Cells are hypermutable by UV but are not deficient in excision repair or sensitive to killing. Cells are deficient in replication following UV exposure and in DNA polymerase which can normally replicate around photoproducts.

Question 27

What substance increases sensitivity to UV?

Answer 27

Caffeine.

Question 28

What is the involvement of BRCA genes in double stranded break repair?

Answer 28

BRCA1 is found in many repair proteins
BRCA2 mediates binding to Rad51
Both are involved in the cellular response to DNA damage.

Question 29

What does an increased sensitivity to gamma rays show?

Answer 29

Defect in ds break repair due to mutation is BRCA.

Question 30

How are ds breaks repaired?

Answer 30

Homologous recombination or non-homologous end joining

Question 31

Which is the most accurate form of DNA repair?

Answer 31

Homologous recombination

Question 32

What enzyme is vital for homologous recombination repair and why?

Answer 32

Rad51 provides catalytic activity by acting as a recombinase. It coats ssDNA to form a nucleoprotein filament that invades and pairs with homologous DNA to initiate strand exchange.

Question 33

What regulates Rad51?

Answer 33

BRCA2 determines the availability and activity of Rad51. BRCA2 interacts directly with BCR repeats to control the intracellular movement and function at the site of damage.

Question 34

What causes the release of Rad51?

Answer 34

Triggered by DNA damaged and released through phosphorylation of Rad51 itself or BRCA2.

Question 35

What is the role of BRCA1?

Answer 35

Interacts with and removes 53BP1 at the site of the ds break prior to homologous recombination.

Question 36

What is the function of 53BP1?

Answer 36

Links upstream signalling to indicate there is damage

Question 37

What happens during homologous recombination?

Answer 37

The homologous chromosome is used to repair the ds break by exchanging nucleotide sequences.
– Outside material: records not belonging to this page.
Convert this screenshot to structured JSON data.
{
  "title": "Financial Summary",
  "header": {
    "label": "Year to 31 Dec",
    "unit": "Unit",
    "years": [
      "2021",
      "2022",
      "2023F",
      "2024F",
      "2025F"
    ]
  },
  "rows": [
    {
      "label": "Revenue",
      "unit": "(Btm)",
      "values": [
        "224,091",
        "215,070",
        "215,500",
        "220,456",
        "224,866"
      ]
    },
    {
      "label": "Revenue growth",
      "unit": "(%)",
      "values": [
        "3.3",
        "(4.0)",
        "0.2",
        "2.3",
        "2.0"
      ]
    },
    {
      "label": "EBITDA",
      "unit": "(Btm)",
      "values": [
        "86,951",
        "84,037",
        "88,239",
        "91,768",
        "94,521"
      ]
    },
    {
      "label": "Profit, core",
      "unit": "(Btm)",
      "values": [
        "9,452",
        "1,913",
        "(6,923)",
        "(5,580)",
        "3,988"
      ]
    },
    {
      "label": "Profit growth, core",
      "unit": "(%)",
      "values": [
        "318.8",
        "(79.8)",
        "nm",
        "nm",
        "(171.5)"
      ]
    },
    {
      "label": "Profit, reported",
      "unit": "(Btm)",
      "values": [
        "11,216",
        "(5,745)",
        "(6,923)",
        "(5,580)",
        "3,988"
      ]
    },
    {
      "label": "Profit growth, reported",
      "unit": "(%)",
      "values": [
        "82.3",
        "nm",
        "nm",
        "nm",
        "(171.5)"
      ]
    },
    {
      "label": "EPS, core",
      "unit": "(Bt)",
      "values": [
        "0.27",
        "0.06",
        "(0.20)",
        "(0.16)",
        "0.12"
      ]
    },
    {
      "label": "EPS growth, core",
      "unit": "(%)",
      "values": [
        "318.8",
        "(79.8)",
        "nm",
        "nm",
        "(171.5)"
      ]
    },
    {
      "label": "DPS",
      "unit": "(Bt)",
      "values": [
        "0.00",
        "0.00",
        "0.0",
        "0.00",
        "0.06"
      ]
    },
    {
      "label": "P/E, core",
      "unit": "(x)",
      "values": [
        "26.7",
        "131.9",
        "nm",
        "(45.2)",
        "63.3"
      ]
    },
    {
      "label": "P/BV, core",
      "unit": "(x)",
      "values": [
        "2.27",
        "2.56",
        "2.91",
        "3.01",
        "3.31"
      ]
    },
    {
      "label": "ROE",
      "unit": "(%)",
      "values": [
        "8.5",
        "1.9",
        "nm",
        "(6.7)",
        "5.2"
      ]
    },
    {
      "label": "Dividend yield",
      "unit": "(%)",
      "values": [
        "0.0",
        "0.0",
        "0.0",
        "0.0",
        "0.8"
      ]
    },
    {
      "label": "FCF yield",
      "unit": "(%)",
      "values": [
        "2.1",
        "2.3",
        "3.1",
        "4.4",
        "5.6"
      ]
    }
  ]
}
Most commonly occurs during meiosis.

Question 38

What controls non-homologous end joining?

Answer 38

A normal cellular process of VDJ recombination in the formation of TCRs and antibodies. It is not under control of Rad51 or BRCA so is ERROR PRONE.

Question 39

What is the difference between the functions of BRCA 1 and 2 in DNA repair?

Answer 39

BRCA 1 links upstream signalling of damage through 53BP1 in recombination repair and is involved in cell cyle checkpoints.
BRCA 2 controls Rad51 recombinase in homologous recombination.

Question 40

Cells that are defective in homologous repair are usually sensitive to what type of treatment?

Answer 40

PARP inhibitors - Given to Pts with homologous repair deficient tumour cells to inhibit DNA repair through the base excision pathway to selectively kill cells that have lost the function of repair.

Question 41

How do PARP inhibitors work?

Answer 41

By preventing a single strand repair it will cause a ds break that cannot be repaired and will lead to cell death.

Question 42

What causes hereditary non polyposis colorectal cancer?

Answer 42

A mutation in the mismatch repair gene means that errors occur and results in the wrong size microsatellites. e.g. MLH1, MSH2, MSH6

Question 43

What type of damage does mismatch repair fix?

Answer 43

Repairs base-base mismatches and insertion deletion loops which arise due to polymerase slipping during replication.

Question 44

How does the slipping of DNA polymerase lead to damage?

Answer 44

The slip causes a gain or loss in repetitive DNA areas = microsatellite instability.

Question 45

Which types of genes have an increased risk of mutatuons in HNPcolorectal cancer?

Answer 45

Those with microsatellites in their coding region

Question 46

What is the mutator phenotype hypothesis?

Answer 46

Mismatch repair defects lead to mutations in other genes and the increased mutation rate is the cause of accelerated tumourgensis. It suggests that the mutator phenotype plays a role in tumour PROGRESSION rather than initiation.
Rapid mutations = rapid tumour growth

Question 47

What is microsatellite instability?

Answer 47

Frameshift mutations in many different genes, affecting the growth of cancers. The instability impairs mismatch repair. Can affect the mismatch repair genes themselves.